Activista saharaui dos Direitos Humanos em greve de fome no aeroporto de Lanzarote, Espanha, depois de ter sido expulsa por Marrocos

Declaração de Apoio e Solidariedade a Aminetu Haidar

Em greve de fome desde o dia 15 de Novembro, Aminetu Haidar prossegue a sua firme luta pela autodeterminação e liberdade do seu povo e pátria, ocupada por Marrocos há 34 anos.

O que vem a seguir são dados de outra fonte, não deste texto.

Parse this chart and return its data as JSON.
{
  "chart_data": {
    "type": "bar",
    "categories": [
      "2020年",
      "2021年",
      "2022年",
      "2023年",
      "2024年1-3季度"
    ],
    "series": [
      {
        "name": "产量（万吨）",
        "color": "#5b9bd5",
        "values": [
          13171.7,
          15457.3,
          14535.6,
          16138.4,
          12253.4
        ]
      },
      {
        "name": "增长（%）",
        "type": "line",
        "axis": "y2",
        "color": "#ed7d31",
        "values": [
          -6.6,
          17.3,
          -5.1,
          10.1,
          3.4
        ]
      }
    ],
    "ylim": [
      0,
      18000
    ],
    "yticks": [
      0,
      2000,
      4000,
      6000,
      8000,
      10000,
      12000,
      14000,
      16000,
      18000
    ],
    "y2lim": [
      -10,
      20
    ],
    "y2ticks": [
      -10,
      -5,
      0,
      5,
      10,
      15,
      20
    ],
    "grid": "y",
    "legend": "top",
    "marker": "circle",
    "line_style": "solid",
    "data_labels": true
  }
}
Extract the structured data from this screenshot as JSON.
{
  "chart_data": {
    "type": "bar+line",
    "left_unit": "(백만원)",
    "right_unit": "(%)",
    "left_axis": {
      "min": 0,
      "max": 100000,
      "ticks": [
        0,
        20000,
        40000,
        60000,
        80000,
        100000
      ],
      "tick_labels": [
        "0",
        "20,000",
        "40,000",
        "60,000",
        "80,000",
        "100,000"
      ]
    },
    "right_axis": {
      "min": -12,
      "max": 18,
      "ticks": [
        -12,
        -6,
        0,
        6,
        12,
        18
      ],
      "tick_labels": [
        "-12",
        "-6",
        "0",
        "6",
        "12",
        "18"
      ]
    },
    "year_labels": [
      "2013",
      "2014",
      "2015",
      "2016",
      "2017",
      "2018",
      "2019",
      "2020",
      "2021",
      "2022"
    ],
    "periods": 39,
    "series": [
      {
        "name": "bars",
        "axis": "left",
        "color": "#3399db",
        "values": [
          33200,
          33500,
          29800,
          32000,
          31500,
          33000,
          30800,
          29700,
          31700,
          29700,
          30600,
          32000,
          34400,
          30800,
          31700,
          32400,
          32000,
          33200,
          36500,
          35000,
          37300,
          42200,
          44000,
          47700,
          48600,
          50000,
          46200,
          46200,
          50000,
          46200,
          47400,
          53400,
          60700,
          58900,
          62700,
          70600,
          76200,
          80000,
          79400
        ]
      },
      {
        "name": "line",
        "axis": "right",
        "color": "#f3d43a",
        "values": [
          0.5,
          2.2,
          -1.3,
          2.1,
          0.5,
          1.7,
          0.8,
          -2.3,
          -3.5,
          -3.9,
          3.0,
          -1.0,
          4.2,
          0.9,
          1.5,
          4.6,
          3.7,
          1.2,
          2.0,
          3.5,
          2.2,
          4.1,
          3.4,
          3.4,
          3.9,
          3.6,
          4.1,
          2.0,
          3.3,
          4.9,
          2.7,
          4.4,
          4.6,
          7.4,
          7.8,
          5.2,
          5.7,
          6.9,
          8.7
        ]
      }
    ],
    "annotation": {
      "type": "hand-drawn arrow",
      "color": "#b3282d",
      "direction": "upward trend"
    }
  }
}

Relembramos que Aminetu Haidar, destacada activista dos Direitos Humanos, viu negada a sua entrada nos territórios ocupados do Sahara Ocidental, onde reside, por ter recusado a nacionalidade Marroquina. Detida no aeroporto de L’Aaiún pelas autoridades marroquinas, foi sujeita a interrogatório e isolamento de quase 24 horas, sendo de seguida obrigada a embarcar num avião que a conduziu ilegalmente a Lanzarote sem passaporte, qualquer outra documentação ou pertence.

Ao aeroporto de Lanzarote, onde permanece, chegam diariamente, oriundas de todo o mundo, mensagens de solidariedade e de condenação deste manifesto crime de Marrocos, e igualmente de profunda repulsa pelo comportamento inadmissível do Governo Espanhol, que, uma vez mais, demonstra a sua cumplicidade para com a política marroquina de sistemática violação dos direitos do povo Saharaui.

Como jornalistas preocupados com os acontecimentos, além do nosso dever de divulgar os factos, temos também obrigação de mostrar a nossa solidariedade por uma sociedade mais justa, pelo que, juntamente com o Conselho Português para a Paz e Cooperação, alertamos para o facto de Aminetu Haider estar neste momento a entrar numa fase sem retorno, correndo o verdadeiro perigo de vida num prazo não superior a 48 horas, segundo a equipa médica que a acompanha.

O único direito que Aminetu reclama para por termo à greve de fome, é a de poder viver na sua pátria, como saharaui, sem aceitar a nacionalidade marroquina, aliás de acordo com as inumeras resoluções das Nações Unidas.

Deste modo, como cidadãos e como jornalistas, exigimos que o Reino de Marrocos cumpra as suas obrigações de acordo com o direito internacional, devolvendo de imediato os documentos a Aminetu Haidar e que respeite o seu direito de retorno à pátria, em segurança e sem condições prévias.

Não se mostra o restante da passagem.